それはボンゴレの血筋の問題ではない。権力や実力でさえなくて信仰に近いかもしれない。要するに惚れている。オレのがこの世で一番だと心から思っている。オレらのが、と。オレらのボスが、と、何の疑念もなく。

マフィアの習慣に即して判断した場合、自分がどうされようとしているのか、自分の身に何が起こっているのか、銀色にも分からない訳ではなかった。けれども頭で理解できても気持ちはそれを受け入れ切れていない。

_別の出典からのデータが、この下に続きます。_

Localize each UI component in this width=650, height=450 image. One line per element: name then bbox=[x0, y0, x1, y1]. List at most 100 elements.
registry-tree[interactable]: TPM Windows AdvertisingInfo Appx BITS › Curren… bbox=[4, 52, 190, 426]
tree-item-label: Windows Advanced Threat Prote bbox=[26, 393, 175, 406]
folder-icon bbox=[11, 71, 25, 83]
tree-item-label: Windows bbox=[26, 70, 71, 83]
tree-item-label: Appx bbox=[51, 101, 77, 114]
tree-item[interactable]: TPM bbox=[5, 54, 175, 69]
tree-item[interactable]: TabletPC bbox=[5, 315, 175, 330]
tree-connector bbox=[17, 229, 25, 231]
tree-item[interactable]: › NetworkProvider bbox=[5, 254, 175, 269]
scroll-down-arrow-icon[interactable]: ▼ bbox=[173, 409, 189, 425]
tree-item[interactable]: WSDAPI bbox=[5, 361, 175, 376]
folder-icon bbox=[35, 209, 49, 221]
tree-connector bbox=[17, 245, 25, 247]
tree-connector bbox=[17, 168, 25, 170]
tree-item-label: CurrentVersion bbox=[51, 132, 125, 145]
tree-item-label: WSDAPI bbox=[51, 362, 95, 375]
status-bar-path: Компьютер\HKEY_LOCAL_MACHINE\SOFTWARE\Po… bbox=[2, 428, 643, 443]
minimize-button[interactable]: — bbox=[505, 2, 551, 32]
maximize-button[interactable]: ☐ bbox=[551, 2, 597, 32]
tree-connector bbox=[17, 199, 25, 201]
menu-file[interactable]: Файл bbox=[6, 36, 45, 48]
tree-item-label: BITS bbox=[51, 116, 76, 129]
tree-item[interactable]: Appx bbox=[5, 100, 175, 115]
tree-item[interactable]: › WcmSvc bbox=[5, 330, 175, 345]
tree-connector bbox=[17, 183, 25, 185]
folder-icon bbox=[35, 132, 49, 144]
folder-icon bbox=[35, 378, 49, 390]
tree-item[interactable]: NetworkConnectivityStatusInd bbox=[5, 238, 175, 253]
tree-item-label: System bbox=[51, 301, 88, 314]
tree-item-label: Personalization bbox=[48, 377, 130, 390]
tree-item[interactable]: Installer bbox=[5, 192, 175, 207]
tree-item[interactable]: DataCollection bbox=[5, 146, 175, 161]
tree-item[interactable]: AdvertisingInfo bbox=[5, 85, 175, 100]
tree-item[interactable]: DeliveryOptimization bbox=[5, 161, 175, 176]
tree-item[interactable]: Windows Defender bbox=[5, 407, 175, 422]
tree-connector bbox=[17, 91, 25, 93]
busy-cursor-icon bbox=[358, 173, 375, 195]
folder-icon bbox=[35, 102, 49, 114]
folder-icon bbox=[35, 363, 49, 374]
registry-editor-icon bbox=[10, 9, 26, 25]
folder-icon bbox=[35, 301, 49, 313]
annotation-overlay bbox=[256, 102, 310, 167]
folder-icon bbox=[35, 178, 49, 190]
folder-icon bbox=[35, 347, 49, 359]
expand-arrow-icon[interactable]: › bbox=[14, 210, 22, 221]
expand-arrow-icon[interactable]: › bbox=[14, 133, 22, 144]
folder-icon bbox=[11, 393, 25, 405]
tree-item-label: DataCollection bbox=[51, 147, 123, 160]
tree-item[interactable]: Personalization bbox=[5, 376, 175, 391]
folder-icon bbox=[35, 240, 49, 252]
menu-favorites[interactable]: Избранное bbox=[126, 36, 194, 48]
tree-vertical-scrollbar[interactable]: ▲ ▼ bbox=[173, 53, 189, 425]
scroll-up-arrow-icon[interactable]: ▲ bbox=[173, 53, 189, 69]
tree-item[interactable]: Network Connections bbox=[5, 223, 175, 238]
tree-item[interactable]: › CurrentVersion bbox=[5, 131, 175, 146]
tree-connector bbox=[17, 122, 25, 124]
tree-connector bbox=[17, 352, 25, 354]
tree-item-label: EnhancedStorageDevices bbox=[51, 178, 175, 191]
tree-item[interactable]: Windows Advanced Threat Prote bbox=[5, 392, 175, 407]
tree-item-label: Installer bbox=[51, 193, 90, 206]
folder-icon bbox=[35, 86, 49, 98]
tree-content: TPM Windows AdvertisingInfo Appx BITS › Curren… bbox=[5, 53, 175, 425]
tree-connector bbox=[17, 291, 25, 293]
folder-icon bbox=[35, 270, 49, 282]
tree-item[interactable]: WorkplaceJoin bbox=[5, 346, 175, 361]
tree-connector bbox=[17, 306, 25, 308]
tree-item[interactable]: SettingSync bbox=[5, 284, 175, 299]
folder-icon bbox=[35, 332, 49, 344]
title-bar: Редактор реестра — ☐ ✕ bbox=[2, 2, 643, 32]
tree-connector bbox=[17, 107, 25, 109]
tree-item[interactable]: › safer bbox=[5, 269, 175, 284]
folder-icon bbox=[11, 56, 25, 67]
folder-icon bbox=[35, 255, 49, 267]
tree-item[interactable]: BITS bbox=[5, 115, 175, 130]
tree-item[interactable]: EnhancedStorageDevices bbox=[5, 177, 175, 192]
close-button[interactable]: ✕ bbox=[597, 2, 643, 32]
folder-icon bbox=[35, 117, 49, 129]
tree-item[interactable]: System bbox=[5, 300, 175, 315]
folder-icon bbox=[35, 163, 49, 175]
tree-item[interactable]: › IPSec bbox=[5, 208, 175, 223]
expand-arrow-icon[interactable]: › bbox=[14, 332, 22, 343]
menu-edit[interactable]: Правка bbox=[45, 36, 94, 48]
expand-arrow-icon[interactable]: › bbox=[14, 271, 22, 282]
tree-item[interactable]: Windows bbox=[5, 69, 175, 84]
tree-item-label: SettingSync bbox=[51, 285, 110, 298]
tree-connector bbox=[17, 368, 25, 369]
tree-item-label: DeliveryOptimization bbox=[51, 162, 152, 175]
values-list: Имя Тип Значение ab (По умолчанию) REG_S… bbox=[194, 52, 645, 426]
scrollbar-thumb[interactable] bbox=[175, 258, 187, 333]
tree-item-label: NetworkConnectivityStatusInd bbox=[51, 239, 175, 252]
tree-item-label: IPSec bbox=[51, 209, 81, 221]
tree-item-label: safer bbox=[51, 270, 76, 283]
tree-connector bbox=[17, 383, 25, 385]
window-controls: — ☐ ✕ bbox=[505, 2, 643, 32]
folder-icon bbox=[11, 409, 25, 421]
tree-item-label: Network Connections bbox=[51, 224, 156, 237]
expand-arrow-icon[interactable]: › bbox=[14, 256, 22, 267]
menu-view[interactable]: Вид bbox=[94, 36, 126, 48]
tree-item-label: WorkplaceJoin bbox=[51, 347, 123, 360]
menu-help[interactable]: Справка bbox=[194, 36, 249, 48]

セックスでメスの役割を務めることと、ベッドの外でこんな扱いをされることは違う。本当に違う。ガキの頃から抱き合っていたキャバッローネの跳ね馬にさえ、エスコートじみた真似をされるたびにその尻を蹴り上げてきたのだ。

 どうしよう、と思いながら、でも、男が、居間で待っているから。

「あの、よぉ……」

 内線を鳴らして食堂へ電話をした。自分をますます追い詰めることになるとは分かっていたけれど。

 カフェをあんなにおいしそうに飲んだ、男が待っているから。